Voi stessi sareste capaci di condividere ciò che sto per dirvi: che scopo dell’essere umano è la libertà e il benessere. Ma la prima non può trionfare se non grazie alla rivolta contro chi devasta la civile convivenza perseguendo soltanto il proprio profitto, e il secondo si realizzerà soltanto con la violenta distruzione degli intollerabili privilegi di un’oligarchia razziatrice.
È per questo che sono anarchico. Perché ho il diritto di essere libero riconoscendo come limite alla mia libertà, la libertà altrui.
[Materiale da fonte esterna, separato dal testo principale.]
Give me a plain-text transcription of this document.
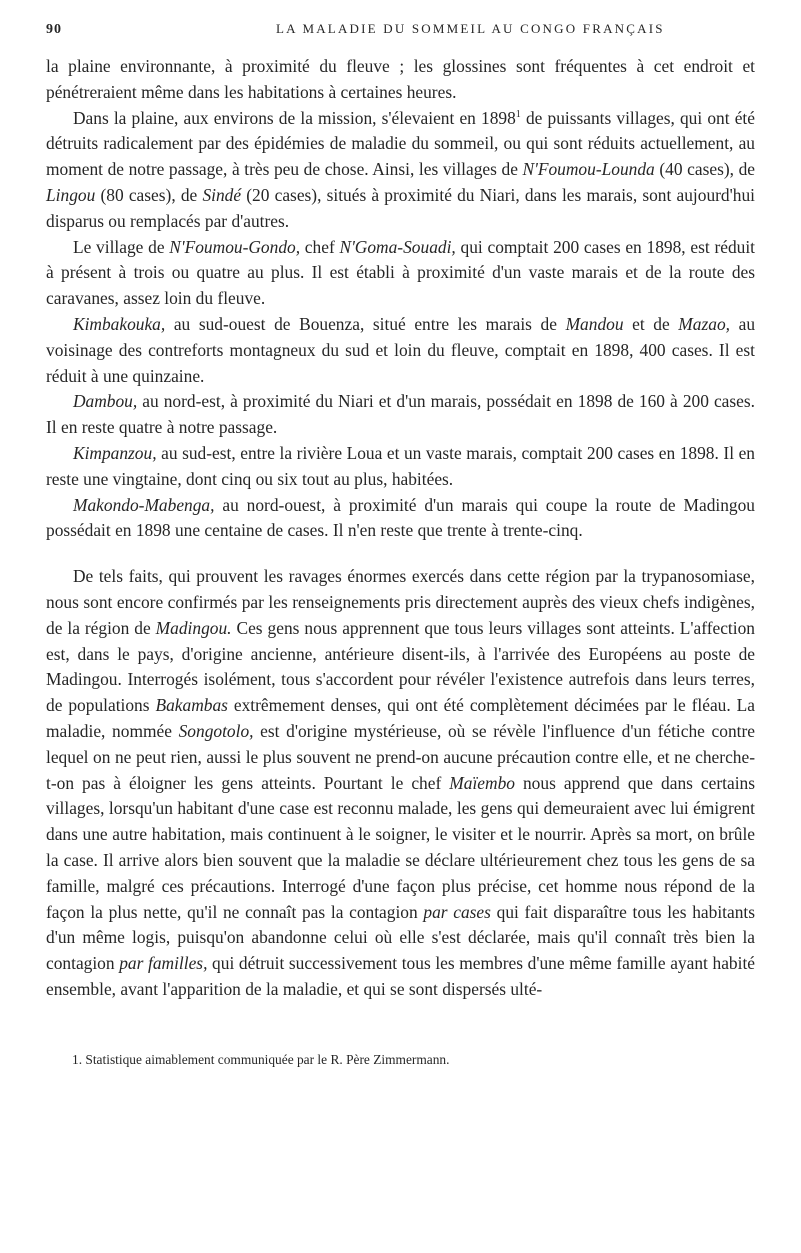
90	LA MALADIE DU SOMMEIL AU CONGO FRANÇAIS

la plaine environnante, à proximité du fleuve ; les glossines sont fréquentes à cet endroit et pénétreraient même dans les habitations à certaines heures.

Dans la plaine, aux environs de la mission, s'élevaient en 1898$^1$ de puissants villages, qui ont été détruits radicalement par des épidémies de maladie du sommeil, ou qui sont réduits actuellement, au moment de notre passage, à très peu de chose. Ainsi, les villages de N'Foumou-Lounda (40 cases), de Lingou (80 cases), de Sindé (20 cases), situés à proximité du Niari, dans les marais, sont aujourd'hui disparus ou remplacés par d'autres.

Le village de N'Foumou-Gondo, chef N'Goma-Souadi, qui comptait 200 cases en 1898, est réduit à présent à trois ou quatre au plus. Il est établi à proximité d'un vaste marais et de la route des caravanes, assez loin du fleuve.

Kimbakouka, au sud-ouest de Bouenza, situé entre les marais de Mandou et de Mazao, au voisinage des contreforts montagneux du sud et loin du fleuve, comptait en 1898, 400 cases. Il est réduit à une quinzaine.

Dambou, au nord-est, à proximité du Niari et d'un marais, possédait en 1898 de 160 à 200 cases. Il en reste quatre à notre passage.

Kimpanzou, au sud-est, entre la rivière Loua et un vaste marais, comptait 200 cases en 1898. Il en reste une vingtaine, dont cinq ou six tout au plus, habitées.

Makondo-Mabenga, au nord-ouest, à proximité d'un marais qui coupe la route de Madingou possédait en 1898 une centaine de cases. Il n'en reste que trente à trente-cinq.

De tels faits, qui prouvent les ravages énormes exercés dans cette région par la trypanosomiase, nous sont encore confirmés par les renseignements pris directement auprès des vieux chefs indigènes, de la région de Madingou. Ces gens nous apprennent que tous leurs villages sont atteints. L'affection est, dans le pays, d'origine ancienne, antérieure disent-ils, à l'arrivée des Européens au poste de Madingou. Interrogés isolément, tous s'accordent pour révéler l'existence autrefois dans leurs terres, de populations Bakambas extrêmement denses, qui ont été complètement décimées par le fléau. La maladie, nommée Songotolo, est d'origine mystérieuse, où se révèle l'influence d'un fétiche contre lequel on ne peut rien, aussi le plus souvent ne prend-on aucune précaution contre elle, et ne cherche-t-on pas à éloigner les gens atteints. Pourtant le chef Maïembo nous apprend que dans certains villages, lorsqu'un habitant d'une case est reconnu malade, les gens qui demeuraient avec lui émigrent dans une autre habitation, mais continuent à le soigner, le visiter et le nourrir. Après sa mort, on brûle la case. Il arrive alors bien souvent que la maladie se déclare ultérieurement chez tous les gens de sa famille, malgré ces précautions. Interrogé d'une façon plus précise, cet homme nous répond de la façon la plus nette, qu'il ne connaît pas la contagion par cases qui fait disparaître tous les habitants d'un même logis, puisqu'on abandonne celui où elle s'est déclarée, mais qu'il connaît très bien la contagion par familles, qui détruit successivement tous les membres d'une même famille ayant habité ensemble, avant l'apparition de la maladie, et qui se sont dispersés ulté-

1. Statistique aimablement communiquée par le R. Père Zimmermann.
E ho consacrato ogni mio pensiero, ogni mia parola e ogni mio sforzo, tutta la vita, a debellare i vostri insani principi di autorità e proprietà , aspirando a distruggere il vecchio ordine sociale, perché non ritengo assurdo né utopico che dalle nostre menti, dai nostri cuori e dalle nostre braccia possa scaturire un mondo migliore, dove libertà e benessere siano il frutto dell’eguaglianza e dell’armonia, in una società che bandisca lo sfruttamento e persegua le regole della solidarietà e della reciprocità, in nome del rispetto della vita umana che voi, difendendo i più sordidi interessi delle classi privilegiate, soffocate con leggi che insegnano e propagano il disprezzo e la sopraffazione.
Sareste cosi’ temerari da negare tutto ciò?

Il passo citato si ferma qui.